Kenyan officials in Mombasa have impounded more than 600 pieces of ivory weighing two tonnes and worth more than 87 million shillings ($1 million), AFP reported Tuesday (January 15th).
Following the poaching of a family of eleven elephants in Kenya's Tsavo East National Park on January 12th, Kenyan Wildlife Service spokesman Paul Mbugua says poaching is on the rise, despite the authorities' best efforts to curb it. [AFP] Play Video
Head of operations at the port Gitau Gitau said no arrests had been made. He said the documents used to ship the cargo would be used to track its owners.
Two weeks ago, officials in Hong Kong seized more than a tonne of ivory worth about 122 million shillings ($1.4 million) in a shipment from Kenya.

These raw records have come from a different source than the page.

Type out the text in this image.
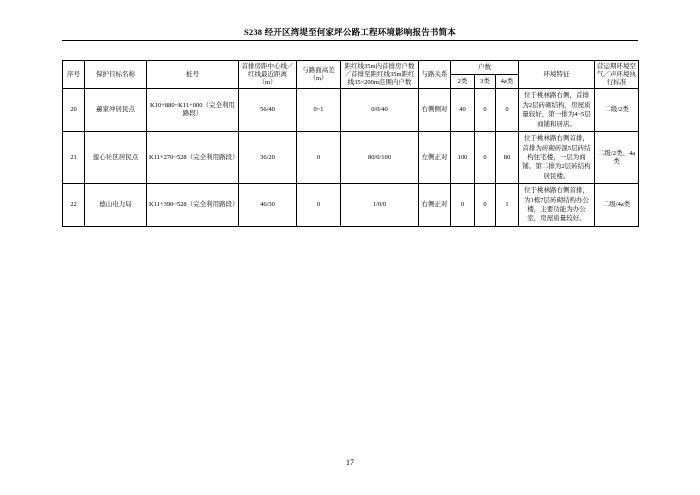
S238 经开区湾堤至何家坪公路工程环境影响报告书简本
序号	保护目标名称	桩号	首排房距中心线／红线最近距离（m）	与路面高差（m）	距红线35m内首排房户数／首排至距红线35m距红线35~200m范围内户数	与路关系	户数			环境特征	营运期环境空气／声环境执行标准
							2类	3类	4a类		
20	蕙家冲居民点	K10+880~K11+000（完全利用路段）	56/40	0~1	0/0/40	右侧侧对	40	0	0	位于桃林路右侧，首排为2层砖砌结构，房屋质量较好，第一排为4~5层商铺和居店。	二级/2类
21	莲心社区居民点	K11+270~528（完全利用路段）	36/20	0	80/0/100	左侧正对	100	0	80	位于桃林路右侧首排，首排为砖砌砖混5层砖结构住宅楼，一层为商铺。第二排为2层砖结构居民楼。	二级/2类、4a类
22	德山电力局	K11+390~528（完全利用路段）	46/30	0	1/0/0	右侧正对	0	0	1	位于桃林路右侧首排，为1栋7层砖砌结构办公楼，主要功能为办公室，房屋质量较好。	二级/4a类
17
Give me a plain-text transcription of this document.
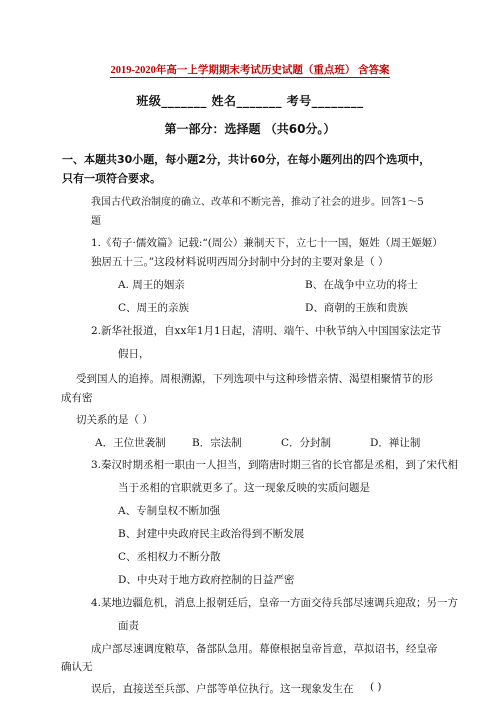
2019-2020年高一上学期期末考试历史试题（重点班） 含答案
班级_______ 姓名_______ 考号________
第一部分：选择题 （共60分。）
一、本题共30小题，每小题2分，共计60分，在每小题列出的四个选项中，
只有一项符合要求。
我国古代政治制度的确立、改革和不断完善，推动了社会的进步。回答1～5
题
1.《荀子·儒效篇》记载:“(周公）兼制天下，立七十一国，姬姓（周王姬姬）
独居五十三。”这段材料说明西周分封制中分封的主要对象是（ ）
A. 周王的姻亲	B、在战争中立功的将士
C、周王的亲族	D、商朝的王族和贵族
2.新华社报道，自xx年1月1日起，清明、端午、中秋节纳入中国国家法定节
假日，
受到国人的追捧。周根溯源，下列选项中与这种珍惜亲情、渴望相聚情节的形
成有密
切关系的是（ ）
A．王位世袭制	B．宗法制	C．分封制	D．禅让制
3.秦汉时期丞相一职由一人担当，到隋唐时期三省的长官都是丞相，到了宋代相
当于丞相的官职就更多了。这一现象反映的实质问题是
A、专制皇权不断加强
B、封建中央政府民主政治得到不断发展
C、丞相权力不断分散
D、中央对于地方政府控制的日益严密
4.某地边疆危机，消息上报朝廷后，皇帝一方面交待兵部尽速调兵迎敌；另一方
面责
成户部尽速调度粮草，备部队急用。幕僚根据皇帝旨意，草拟诏书，经皇帝
确认无
误后，直接送至兵部、户部等单位执行。这一现象发生在 ( )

Kenya has recently recorded an increase in poaching incidents. Poachers recently slaughtered a family of 11 elephants and chopped off their tusks in Tsavo East National Park in what officials said was the country's worst such incident in the three decades.
The killing led Kenyan Prime Minister Raila Odinga to appeal for international aid to help Kenya deal with the escalating poaching menace.
According to the Kenya Wildlife Service, Kenya lost at least 360 elephants last year, up from 289 killed in 2011.
The international trade in elephant ivory, with rare exceptions, has been outlawed since 1989 after elephant populations in Africa dropped from millions in the mid-20th century to some 600,000 by the end of the 1980s.